Exhausted — walking, trying to keep up with Javier. Ally is doing great, Ian and I are struggling at the back and Raoul is so far ahead it’s a joke. It’s beautiful though! Incredible. Sunrise at 5000m, snow-filled mountains everywhere you look, vicunyas in the distance, rock piles — whatever they are — filling up the landscape. Ally says the rockpiles are offerings to the mountain gods. She made one for us while she was waiting for us to catch up to her and Javier although Javier says you’re supposed to bring a rock all the way from your campsite to make it. Javier adopted two dogs today, they followed us the whole way! Oh I’m back to talking about yesterday as if it’s today, bear with me…
Okay so then we arrived at the bottom of this peak. We climbed up the most ridiculous steep slope of broken granite from the remnants of where the glacier used to be. Walking sideways on the slippery steep slopes too. We then got to the bottom of the glacier after this terrifying ordeal, put our snow shoes, crampons, harnesses and helmets on and tied ourselves to each other.
Javier, then me, Ally then Ian. I was freaking out already. We climbed up some ice and I freaked out and fell, Javier was shouting at me to calm down, I was on the verge of tears, oh my it was horrible. Then we climbed up this other super steep part and I freaked out again and then I for real started to cry. Oh gosh it was so awkward. Then they all said I couldn’t come this far and not carry on so I stopped crying, sucked it up and pushed on. Then eventually we got onto the glacier proper. Walkin’ up all LA-DI-DAH trying not to panic, freak out and let the fear take over and then I saw a crevasse. I ignored it. Then I saw another. I ignored it. They’re pretty small and I knew if I acknowledged them I’d freeze. Anyway, we got to this top section, 45m from the summit and there’s a face of sliding granite rocks which we were supposed to then climb. So off went the crampons, off went the rope, we ate some snacks and Javier attempted the rock face — about 10 rocks fall and he’s like… uh… let’s not. Also it’s 12pm and that was his turn around time. So we got to 5405metres. Which is bloody high.
Took some pics — I had a photo of Skyla with me so I took a pic with her at the top. Skyla is my dog who I put down a few months ago and who LOVED mountains so I thought I should take her to the top of one with me.

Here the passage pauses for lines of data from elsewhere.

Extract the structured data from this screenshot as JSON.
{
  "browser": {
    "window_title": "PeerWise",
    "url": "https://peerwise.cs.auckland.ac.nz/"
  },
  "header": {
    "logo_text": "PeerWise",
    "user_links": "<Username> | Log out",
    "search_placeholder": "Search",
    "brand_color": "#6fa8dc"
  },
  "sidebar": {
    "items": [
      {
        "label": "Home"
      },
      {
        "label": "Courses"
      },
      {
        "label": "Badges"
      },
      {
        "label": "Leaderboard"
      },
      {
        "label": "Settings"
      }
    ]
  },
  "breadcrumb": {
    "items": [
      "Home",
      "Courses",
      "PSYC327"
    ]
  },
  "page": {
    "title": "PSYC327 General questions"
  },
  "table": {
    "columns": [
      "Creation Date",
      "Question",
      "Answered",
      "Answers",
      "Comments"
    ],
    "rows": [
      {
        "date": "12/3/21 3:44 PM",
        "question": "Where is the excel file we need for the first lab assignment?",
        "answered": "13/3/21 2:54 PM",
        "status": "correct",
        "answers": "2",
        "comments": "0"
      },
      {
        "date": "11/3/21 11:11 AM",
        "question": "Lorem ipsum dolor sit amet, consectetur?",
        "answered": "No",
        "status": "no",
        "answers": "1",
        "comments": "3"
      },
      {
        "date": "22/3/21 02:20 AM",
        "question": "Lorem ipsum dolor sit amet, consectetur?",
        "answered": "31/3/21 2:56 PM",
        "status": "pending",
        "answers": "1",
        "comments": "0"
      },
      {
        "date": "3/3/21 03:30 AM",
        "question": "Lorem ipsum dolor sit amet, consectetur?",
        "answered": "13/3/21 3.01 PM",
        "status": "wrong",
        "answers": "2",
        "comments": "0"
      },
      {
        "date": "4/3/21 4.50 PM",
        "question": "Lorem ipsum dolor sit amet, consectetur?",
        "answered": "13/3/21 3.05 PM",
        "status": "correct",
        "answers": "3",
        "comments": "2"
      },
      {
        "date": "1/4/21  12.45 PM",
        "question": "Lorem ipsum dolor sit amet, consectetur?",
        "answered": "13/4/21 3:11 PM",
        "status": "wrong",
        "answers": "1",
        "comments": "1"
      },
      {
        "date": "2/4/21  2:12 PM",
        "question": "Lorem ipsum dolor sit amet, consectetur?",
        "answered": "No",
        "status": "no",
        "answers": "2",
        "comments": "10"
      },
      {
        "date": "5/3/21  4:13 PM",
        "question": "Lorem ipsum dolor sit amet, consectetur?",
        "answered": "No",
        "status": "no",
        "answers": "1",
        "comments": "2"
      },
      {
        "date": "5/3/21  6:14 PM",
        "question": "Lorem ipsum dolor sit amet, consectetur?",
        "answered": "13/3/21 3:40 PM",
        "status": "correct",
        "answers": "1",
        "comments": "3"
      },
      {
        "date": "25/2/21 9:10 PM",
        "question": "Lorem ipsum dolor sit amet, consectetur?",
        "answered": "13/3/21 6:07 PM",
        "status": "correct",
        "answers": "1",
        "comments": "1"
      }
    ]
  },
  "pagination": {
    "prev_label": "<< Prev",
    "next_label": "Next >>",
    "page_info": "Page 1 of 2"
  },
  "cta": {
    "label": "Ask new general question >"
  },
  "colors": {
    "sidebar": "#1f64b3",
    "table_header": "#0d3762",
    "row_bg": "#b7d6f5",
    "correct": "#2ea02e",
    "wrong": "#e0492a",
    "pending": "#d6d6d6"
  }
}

Then we put our crampons on and roped ourselves up again and headed down. Now I don’t know if the angles I saw the crevasses at earlier were just different or if we were in a completely different area but the crevasses going down were HUGE!! And then I was standing right on the edge of a crevasse, plucking up the courage to step over it and Ian says, “Stop everyone I want to take a photo!” HA!! Terrifying — but we got a rad photo.
All in all — very scary but we made it. We put our normal clothes on — went down to the horse, ate lunch and walked to the HOT SPRING village. What an incredible walk — we were all exhausted but, wow, when the landscape around you is so beautiful you can hardly think about how tired you are. We eventually got there in the dark, Ally and Ian weren’t feeling well. So we had some dinner and went to bed. Very much ready for our rest day the following day!!